INDIA’S electricity demand touched a record high in April as its northern states reeled under the hottest pre-summer months in decades, with a surge in the use of air conditioning triggering the worst power crisis in more than six years.
Power demand grew 13.2 per cent to 135.4 billion kilowatt hours (kWh), as the electricity requirement in the north grew between 16 per cent and 75 per cent.
Electricity use is expected to grow as India’s weather office has forecast above normal maximum temperatures over most parts of the west central, northwest, north and northeast.
India and neighbouring Pakistan have been suffering from extreme heat this year and more than a billion people are at risk from the heat, scientists have warned, linking the early onset of an intense summer to climate change.
The unprecedented electricity use resulted in widespread power cuts in April, as utilities scrambled to manage demand as coal supplies dwindled. Power supply fell short of demand by 2.41 billion units, or 1.8 per cent, the worst since October 2015.
Demand for power in Delhi rose 42 per cent in April, with northern states such as Punjab and Rajasthan seeing electricity demand grow 36 per cent and 28 per cent respectively, government data showed.

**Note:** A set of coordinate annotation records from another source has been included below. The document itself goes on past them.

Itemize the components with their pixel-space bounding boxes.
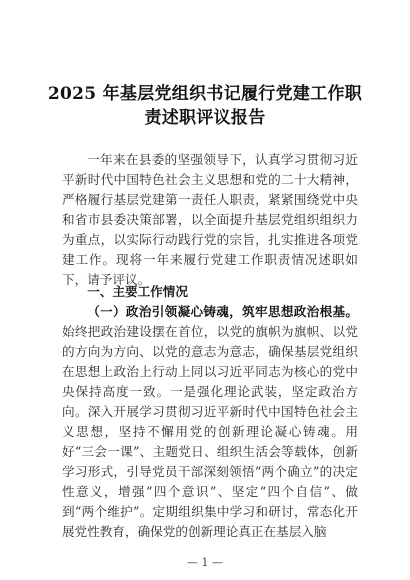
page-number: — 1 — (187, 556, 223, 569)
title-line-2: 责述职评议报告 (144, 108, 266, 128)
subsection-paragraph (62, 302, 358, 542)
subsection-body: 始终把政治建设摆在首位，以党的旗帜为旗帜、以党的方向为方向、以党的意志为意志，确保基层党组织在思想上政治上行动上同以习近平同志为核心的党中央保持高度一致。一是强化理论武装，坚定政治方向。深入开展学习贯彻习近平新时代中国特色社会主义思想，坚持不懈用党的创新理论凝心铸魂。用好“三会一课”、主题党日、组织生活会等载体，创新学习形式，引导党员干部深刻领悟“两个确立”的决定性意义，增强“四个意识”、坚定“四个自信”、做到“两个维护”。定期组织集中学习和研讨，常态化开展党性教育，确保党的创新理论真正在基层入脑 (62, 324, 358, 539)
document-title (40, 82, 370, 130)
subsection-lead: （一）政治引领凝心铸魂，筑牢思想政治根基。 (87, 304, 358, 319)
section-heading: 一、主要工作情况 (87, 284, 188, 299)
title-line-1: 2025 年基层党组织书记履行党建工作职 (47, 84, 363, 104)
intro-paragraph: 一年来在县委的坚强领导下，认真学习贯彻习近平新时代中国特色社会主义思想和党的二十大精神，严格履行基层党建第一责任人职责，紧紧围绕党中央和省市县委决策部署，以全面提升基层党组织组织力为重点，以实际行动践行党的宗旨，扎实推进各项党建工作。现将一年来履行党建工作职责情况述职如下，请予评议。 (62, 152, 358, 287)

Soaring temperatures led to a 74.7 per cent rise in electricity use by Sikkim, a small hilly state in the northeast, famous for its scenic mountains.

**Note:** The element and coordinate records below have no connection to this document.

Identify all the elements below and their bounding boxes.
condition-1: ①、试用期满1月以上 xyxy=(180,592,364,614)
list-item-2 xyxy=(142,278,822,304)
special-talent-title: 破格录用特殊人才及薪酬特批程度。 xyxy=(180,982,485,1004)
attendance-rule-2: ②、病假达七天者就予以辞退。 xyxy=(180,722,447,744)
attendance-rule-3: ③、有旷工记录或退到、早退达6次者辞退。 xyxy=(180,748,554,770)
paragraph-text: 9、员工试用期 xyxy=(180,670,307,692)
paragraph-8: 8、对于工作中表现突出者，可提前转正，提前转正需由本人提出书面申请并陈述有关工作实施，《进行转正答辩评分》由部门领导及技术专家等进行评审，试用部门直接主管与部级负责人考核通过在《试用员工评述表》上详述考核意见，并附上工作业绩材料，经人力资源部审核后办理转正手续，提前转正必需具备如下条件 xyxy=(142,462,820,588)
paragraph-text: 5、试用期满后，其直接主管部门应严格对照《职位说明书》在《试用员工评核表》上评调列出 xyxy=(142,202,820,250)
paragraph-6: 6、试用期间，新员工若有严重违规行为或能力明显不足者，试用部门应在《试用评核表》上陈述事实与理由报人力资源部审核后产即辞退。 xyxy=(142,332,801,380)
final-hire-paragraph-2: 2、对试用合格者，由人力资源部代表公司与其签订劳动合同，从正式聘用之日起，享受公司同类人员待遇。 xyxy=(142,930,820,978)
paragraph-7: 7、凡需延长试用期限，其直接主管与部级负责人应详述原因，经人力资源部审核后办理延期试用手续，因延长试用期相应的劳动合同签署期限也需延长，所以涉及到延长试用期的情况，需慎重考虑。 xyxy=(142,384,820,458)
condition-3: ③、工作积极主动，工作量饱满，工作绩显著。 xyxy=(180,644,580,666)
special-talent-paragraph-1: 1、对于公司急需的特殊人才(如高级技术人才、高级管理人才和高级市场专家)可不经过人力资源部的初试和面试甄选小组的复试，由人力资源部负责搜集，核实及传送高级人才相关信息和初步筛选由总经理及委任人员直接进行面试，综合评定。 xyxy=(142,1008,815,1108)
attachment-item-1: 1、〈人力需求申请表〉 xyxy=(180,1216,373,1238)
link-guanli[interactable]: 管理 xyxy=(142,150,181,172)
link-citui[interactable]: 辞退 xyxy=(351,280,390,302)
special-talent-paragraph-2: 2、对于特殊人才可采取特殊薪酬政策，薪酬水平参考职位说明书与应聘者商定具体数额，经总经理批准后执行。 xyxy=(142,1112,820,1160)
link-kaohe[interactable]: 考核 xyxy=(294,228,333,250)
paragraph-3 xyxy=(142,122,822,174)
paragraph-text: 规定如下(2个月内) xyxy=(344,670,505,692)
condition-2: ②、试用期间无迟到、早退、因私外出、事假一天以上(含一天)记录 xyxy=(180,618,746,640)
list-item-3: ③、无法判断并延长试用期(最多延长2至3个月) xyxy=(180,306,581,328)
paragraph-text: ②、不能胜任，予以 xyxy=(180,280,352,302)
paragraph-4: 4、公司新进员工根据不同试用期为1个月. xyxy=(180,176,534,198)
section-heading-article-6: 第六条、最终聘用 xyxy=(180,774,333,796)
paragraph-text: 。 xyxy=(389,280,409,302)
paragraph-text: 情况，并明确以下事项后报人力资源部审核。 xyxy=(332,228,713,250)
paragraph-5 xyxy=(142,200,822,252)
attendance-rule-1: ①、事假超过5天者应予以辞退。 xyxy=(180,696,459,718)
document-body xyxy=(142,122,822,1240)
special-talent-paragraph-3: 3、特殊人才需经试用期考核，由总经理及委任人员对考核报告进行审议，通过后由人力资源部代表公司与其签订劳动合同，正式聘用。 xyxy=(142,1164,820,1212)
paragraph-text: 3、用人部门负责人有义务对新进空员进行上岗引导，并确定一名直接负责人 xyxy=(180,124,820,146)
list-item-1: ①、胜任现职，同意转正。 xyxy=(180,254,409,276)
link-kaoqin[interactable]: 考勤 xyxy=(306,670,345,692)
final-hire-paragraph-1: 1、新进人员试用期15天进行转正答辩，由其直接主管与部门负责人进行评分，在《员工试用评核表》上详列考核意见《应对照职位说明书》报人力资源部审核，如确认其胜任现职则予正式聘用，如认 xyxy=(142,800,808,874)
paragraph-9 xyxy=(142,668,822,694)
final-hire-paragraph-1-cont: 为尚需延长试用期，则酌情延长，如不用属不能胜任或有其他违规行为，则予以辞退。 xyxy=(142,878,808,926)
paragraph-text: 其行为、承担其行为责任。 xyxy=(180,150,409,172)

Himachal Pradesh and Uttarakhand, two other mountainous states thronged by tourists seeking a retreat from the heat of the plains, saw power demand surge by more than a sixth because of the higher temperatures.
Other northern states such as Haryana and Uttar Pradesh, and Jharkhand in the east saw demand for electricity rise more than 25 per cent, the data showed.
Seven states, including Andhra Pradesh in the south, suffered their worst power cuts in more than six years, according to the data. Most of the states were those in the north that faced soaring temperatures due to the heatwave.
India is likely to face more power cuts as utilities’ inventories of coal, which were at the lowest pre-summer levels in at least nine years, declined 13 per cent, despite state-run Coal India, which makes up 80 per cent of India’s coal output, ramping up production by more than 27 per cent.